В марте 1773 г. С. вернулся к флоту и вскоре, за отъездом Орлова, снова принял главное командование. Весною и летом он предпринял еще одну крупную экспедицию к берегам Сирии и Египта, для поддержки вспыхнувшего там восстания. Экспедиция сожгла несколько городов, доков и мелких судов, высаживала несколько раз десанты, но успеха не имела, и некоторые высадки стоили довольно крупных потерь, — и С. оставалось лишь утешаться тем, что его движение отвлекло на азиатский берег крупные неприятельские силы. Здоровье его опять расстроилось, и в июне он подал прошение об отставке, жалуясь на постоянные припадки и головные боли. Орлов, дававший всегда самые лестные отзывы о С., поддержал его просьбу; в ноябре последовал указ, которым С. в силу его просьбы увольнялся от службы; за многолетнюю беспорочную службу и исключительные заслуги ему по день смерти было оставлено, в виде пенсии, "полное жалование его чина".
В феврале 1773 г. он оставил эскадру и уехал в Россию. Несмотря на дряхлость и болезни, он прожил еще 17 лет и умер в Москве в 1790 г.
"Общий морской список" т. ІІ, — "Материалы по ист. русского флота т. т. VI, VIII — XII, по указателю. — Краткая биогр. Сп. — см. ряд статей ф.

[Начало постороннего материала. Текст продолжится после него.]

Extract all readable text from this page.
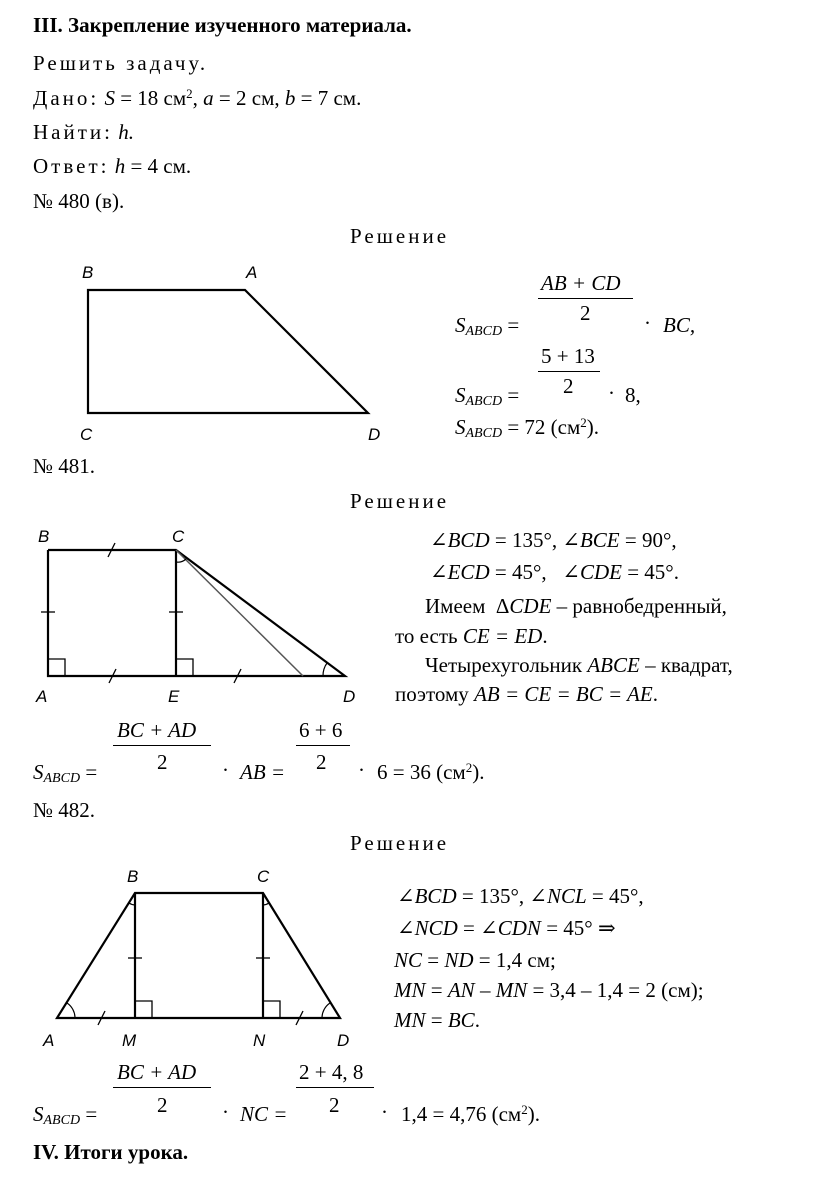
III. Закрепление изученного материала.
Решить задачу.
Дано: S = 18 $см^2$, a = 2 см, b = 7 см.
Найти: h.
Ответ: h = 4 см.
№ 480 (в).
Решение
B	A
C	D
AB + CD
2
$S_{ABCD}$ =	· BC,
5 + 13
2
$S_{ABCD}$ =	· 8,
$S_{ABCD} = 72$ $(см^2)$.
№ 481.
Решение
B	C
A	E	D
∠BCD = 135°, ∠BCE = 90°,
∠ECD = 45°, ∠CDE = 45°.
Имеем ΔCDE – равнобедренный,
то есть CE = ED.
Четырехугольник ABCE – квадрат,
поэтому AB = CE = BC = AE.
BC + AD
2
$S_{ABCD}$ =	· AB =
6 + 6
2 · 6 = 36 $(см^2)$.
№ 482.
Решение
B	C
A	M	N	D
∠BCD = 135°, ∠NCL = 45°,
∠NCD = ∠CDN = 45° ⇒
NC = ND = 1,4 см;
MN = AN – MN = 3,4 – 1,4 = 2 (см);
MN = BC.
BC + AD
2
$S_{ABCD}$ =	· NC =
2 + 4, 8
2 · 1,4 = 4,76 $(см^2)$.
IV. Итоги урока.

Эттигнера "Генер.-адмиралы и адмиралы царствования Екатерины II". — "Сын Отечества" 1849 г. т. 3-й, кн. 5-я отд. 1-й. Некролог Спиридова, "Кронштадтский Вестник", 1867 г. Описание Корейской экспедиции см. Соловьев, "История России" изд. "Т-ва Общ. Пользы" кн. 6-я, стр. 578—581, 665, 663—666, 748, 749, 924 — Записки гидрографического департамента, VII "Архипелагская экспедиция". Стихотв. Державина — "СПб. Зритель" 1828 г. ч. 1-я кн. 1-я, стр. 56. "Энциклоп. словарь" Брокгауза т. 31, СПб. , 1900 г., с. 223, — "Настольн. энциклоп.", изд. А. Гранат, т. VІІІ СПб. 1899 г., 4635.